Ein Reich im Reich
Innerhalb des ohnehin abgeschlossenen Topkapı-Palastes existierte ein noch strenger bewachter Bereich: der Harem. Das Wort leitet sich vom arabischen Begriff für „das Heilige" oder „das Verbotene" ab. Kein Fremder betrat ihn, keine Nachricht verließ ihn ohne Erlaubnis. Und doch war er mehr als eine bloße Abgeschlossenheit – er war das soziale und oft auch das politische Herz des Imperiums.

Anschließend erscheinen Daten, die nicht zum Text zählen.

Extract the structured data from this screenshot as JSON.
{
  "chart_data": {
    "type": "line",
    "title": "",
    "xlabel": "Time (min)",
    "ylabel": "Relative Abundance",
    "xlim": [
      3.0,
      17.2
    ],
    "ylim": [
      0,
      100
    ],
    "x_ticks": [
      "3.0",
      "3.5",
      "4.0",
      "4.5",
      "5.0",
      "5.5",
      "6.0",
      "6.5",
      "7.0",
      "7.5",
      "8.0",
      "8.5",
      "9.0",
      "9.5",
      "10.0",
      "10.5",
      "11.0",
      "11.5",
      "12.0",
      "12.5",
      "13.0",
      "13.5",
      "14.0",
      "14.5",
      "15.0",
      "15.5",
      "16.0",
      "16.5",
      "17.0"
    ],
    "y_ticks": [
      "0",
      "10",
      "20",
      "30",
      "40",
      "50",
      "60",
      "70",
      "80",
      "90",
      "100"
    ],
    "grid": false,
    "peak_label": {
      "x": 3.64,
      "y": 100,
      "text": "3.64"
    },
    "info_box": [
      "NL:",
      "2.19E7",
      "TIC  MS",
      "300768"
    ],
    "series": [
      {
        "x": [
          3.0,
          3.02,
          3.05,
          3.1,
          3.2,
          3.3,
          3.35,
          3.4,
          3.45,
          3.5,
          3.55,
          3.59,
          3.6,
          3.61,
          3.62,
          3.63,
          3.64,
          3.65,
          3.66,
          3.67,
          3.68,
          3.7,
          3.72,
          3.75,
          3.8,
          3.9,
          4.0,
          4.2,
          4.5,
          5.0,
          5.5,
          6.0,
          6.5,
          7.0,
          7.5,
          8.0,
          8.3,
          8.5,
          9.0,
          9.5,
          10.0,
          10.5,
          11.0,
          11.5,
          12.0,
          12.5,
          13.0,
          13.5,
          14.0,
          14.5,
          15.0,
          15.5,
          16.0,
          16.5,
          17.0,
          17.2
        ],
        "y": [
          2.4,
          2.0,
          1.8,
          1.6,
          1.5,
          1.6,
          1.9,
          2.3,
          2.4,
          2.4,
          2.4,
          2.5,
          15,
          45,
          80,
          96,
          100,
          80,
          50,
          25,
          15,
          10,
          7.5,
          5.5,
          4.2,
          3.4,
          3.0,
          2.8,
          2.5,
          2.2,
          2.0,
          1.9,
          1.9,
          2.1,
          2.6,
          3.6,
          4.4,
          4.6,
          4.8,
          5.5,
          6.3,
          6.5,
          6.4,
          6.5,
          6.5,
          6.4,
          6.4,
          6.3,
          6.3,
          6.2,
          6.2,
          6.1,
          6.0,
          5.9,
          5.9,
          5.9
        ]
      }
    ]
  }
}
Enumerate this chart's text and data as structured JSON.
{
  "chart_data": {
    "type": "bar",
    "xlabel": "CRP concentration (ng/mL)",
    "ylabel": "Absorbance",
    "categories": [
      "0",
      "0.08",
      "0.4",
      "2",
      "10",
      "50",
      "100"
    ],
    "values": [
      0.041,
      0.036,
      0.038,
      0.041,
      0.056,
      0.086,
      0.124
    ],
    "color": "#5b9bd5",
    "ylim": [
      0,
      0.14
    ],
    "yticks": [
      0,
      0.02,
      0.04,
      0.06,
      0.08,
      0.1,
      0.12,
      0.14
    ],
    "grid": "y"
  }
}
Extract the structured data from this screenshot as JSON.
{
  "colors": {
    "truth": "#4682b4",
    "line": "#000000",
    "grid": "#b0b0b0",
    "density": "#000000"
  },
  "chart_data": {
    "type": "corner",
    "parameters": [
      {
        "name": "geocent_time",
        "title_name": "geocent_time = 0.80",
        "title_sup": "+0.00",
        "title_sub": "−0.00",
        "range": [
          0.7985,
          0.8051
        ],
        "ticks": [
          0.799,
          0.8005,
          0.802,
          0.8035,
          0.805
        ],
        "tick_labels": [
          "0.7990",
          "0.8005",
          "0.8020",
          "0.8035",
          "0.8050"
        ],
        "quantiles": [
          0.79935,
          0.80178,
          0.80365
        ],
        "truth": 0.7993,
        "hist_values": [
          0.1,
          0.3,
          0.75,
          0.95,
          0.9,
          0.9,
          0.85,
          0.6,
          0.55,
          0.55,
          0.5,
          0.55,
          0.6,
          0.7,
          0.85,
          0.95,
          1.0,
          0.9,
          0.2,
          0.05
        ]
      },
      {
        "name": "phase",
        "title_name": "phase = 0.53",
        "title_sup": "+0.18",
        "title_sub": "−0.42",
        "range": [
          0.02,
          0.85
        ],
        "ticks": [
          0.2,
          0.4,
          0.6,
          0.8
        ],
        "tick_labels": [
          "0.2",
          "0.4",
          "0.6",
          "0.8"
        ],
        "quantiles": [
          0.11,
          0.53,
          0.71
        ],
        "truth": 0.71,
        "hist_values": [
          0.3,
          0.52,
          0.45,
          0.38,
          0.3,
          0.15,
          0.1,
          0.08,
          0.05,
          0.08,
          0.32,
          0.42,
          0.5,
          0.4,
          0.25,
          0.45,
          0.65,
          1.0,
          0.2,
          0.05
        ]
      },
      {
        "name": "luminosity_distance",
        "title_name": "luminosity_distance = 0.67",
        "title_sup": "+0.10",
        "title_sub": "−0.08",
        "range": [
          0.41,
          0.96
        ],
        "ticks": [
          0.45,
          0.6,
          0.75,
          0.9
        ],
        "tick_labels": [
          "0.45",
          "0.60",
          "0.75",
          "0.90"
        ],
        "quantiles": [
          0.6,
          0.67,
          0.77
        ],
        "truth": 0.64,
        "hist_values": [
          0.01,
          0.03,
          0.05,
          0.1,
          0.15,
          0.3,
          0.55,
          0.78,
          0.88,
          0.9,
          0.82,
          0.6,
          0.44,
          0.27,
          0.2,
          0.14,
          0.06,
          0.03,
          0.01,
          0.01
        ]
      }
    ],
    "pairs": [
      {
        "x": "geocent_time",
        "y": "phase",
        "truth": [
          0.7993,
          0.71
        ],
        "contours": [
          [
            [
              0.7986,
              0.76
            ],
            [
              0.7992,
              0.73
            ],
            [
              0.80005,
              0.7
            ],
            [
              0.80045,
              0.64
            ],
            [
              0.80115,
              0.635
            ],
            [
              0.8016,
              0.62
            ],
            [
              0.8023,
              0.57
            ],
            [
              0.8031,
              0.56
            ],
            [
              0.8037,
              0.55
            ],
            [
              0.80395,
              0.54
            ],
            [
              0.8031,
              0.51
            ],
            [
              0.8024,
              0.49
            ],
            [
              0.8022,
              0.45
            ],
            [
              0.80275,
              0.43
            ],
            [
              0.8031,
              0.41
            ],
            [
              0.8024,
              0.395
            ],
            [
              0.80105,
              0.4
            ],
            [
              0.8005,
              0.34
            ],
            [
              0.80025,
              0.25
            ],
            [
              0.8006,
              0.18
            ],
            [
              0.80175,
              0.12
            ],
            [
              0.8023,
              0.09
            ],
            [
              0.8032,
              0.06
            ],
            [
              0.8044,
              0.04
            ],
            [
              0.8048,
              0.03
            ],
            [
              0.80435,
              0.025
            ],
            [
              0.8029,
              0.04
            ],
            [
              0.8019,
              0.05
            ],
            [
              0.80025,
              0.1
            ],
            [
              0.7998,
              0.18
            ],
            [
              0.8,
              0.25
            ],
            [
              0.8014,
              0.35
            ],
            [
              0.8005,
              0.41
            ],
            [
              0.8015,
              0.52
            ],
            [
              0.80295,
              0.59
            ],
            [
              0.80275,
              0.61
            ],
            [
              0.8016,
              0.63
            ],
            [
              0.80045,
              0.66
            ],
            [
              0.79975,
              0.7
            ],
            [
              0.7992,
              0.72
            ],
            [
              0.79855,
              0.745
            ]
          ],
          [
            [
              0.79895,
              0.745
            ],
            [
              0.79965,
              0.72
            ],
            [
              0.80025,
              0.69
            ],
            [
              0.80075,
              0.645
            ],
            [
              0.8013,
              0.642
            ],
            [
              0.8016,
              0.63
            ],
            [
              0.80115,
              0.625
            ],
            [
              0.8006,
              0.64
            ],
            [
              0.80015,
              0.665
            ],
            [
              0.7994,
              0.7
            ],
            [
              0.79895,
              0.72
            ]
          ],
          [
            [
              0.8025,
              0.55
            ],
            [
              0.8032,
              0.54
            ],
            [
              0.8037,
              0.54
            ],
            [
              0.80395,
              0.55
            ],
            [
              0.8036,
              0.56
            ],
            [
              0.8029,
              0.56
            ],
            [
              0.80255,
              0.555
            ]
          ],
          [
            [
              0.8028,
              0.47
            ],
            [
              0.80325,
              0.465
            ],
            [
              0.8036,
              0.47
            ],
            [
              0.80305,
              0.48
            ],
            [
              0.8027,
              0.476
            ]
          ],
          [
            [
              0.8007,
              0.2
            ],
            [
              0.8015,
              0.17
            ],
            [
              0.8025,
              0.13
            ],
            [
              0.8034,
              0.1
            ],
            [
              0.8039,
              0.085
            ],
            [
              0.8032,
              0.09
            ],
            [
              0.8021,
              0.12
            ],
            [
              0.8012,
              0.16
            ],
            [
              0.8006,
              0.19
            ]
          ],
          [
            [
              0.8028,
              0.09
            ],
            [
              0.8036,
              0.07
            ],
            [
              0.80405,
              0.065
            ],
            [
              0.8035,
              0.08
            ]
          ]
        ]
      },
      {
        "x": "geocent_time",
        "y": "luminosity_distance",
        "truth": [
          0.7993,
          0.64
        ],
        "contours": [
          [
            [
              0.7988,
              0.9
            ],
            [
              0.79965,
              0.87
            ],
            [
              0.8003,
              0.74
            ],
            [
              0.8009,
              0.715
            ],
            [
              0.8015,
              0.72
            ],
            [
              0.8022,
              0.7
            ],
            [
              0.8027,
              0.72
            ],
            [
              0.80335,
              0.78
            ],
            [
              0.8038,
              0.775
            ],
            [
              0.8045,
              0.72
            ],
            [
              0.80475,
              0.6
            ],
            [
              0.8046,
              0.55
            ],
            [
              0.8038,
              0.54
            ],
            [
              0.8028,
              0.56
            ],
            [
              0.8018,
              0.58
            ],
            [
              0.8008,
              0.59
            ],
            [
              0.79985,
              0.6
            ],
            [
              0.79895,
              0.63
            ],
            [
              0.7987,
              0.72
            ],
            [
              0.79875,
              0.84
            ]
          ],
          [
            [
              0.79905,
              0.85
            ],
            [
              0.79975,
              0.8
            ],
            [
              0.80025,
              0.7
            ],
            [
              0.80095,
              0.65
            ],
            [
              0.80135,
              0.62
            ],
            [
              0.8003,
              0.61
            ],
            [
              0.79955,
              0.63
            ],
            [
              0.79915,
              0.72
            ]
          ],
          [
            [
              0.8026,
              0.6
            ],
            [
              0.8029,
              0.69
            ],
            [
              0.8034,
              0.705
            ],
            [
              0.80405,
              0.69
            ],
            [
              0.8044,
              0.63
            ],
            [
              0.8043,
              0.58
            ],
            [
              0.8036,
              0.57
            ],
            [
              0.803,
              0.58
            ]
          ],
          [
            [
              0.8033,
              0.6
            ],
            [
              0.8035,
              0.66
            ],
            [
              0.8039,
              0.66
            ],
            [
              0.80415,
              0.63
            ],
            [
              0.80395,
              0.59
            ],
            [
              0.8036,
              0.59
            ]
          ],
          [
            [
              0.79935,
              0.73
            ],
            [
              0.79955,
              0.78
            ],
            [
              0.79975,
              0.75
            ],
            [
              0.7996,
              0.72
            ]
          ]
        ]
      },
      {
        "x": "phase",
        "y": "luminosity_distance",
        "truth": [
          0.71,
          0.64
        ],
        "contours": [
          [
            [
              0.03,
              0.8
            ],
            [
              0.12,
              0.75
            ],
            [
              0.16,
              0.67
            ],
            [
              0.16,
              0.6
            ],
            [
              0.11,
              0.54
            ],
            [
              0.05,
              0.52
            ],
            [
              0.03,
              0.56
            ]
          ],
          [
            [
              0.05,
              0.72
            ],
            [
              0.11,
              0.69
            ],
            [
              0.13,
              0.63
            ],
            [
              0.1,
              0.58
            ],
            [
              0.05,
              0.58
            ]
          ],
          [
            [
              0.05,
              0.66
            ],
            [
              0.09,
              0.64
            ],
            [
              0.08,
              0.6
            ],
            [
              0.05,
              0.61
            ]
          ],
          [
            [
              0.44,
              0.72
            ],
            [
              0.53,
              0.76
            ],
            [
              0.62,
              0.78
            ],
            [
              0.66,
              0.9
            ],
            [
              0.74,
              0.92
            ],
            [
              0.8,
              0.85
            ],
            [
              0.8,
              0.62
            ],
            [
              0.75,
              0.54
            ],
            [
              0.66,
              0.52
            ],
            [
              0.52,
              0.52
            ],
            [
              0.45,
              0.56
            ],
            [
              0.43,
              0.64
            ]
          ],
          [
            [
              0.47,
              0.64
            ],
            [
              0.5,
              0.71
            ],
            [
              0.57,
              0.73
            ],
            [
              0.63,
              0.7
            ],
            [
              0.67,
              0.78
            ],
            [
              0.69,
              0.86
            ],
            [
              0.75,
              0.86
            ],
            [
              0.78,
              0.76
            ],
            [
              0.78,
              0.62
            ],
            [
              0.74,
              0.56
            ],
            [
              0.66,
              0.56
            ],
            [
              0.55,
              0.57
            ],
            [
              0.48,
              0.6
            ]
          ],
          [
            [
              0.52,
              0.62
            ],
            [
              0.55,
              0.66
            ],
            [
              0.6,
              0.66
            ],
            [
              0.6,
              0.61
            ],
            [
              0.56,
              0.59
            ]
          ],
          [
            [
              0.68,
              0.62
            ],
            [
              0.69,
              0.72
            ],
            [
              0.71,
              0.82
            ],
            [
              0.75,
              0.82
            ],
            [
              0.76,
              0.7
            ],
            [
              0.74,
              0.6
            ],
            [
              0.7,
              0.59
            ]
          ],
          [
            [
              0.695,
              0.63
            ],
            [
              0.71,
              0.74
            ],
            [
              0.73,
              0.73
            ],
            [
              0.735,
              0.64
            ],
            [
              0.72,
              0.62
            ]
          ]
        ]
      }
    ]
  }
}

Seit Süleyman dem Prächtigen im 16. Jahrhundert seinen Hofstaat dauerhaft in den Palast verlegte, wuchs die Bedeutung des Harems dramatisch. Die Vālide Sultan – Mutter des regierenden Sultans – wurde zur mächtigsten Frau des Reiches, manchmal einflussreicher als Großwesire und Minister.
In seiner aktivsten Zeit beherbergte der Komplex über 1.000 Bewohnerinnen und Bewohner: Odalıklar (Konkubinen), schwarze Eunuchen als Wächter und Verwalter, Prinzessinnen, Prinzen und das gesamte Verwaltungspersonal des inneren Hofes.
Architektur und Ausmaß
Der Harem ist kein einzelnes Gebäude, sondern ein organisch gewachsenes Labyrinth aus über 300 Räumen, 9 Bädern und 2 Moscheen. Jede Epoche hinterließ ihre Spuren – mal durch Erweiterungen, mal durch Umbauten nach Bränden oder wechselndem Geschmack der Sultane.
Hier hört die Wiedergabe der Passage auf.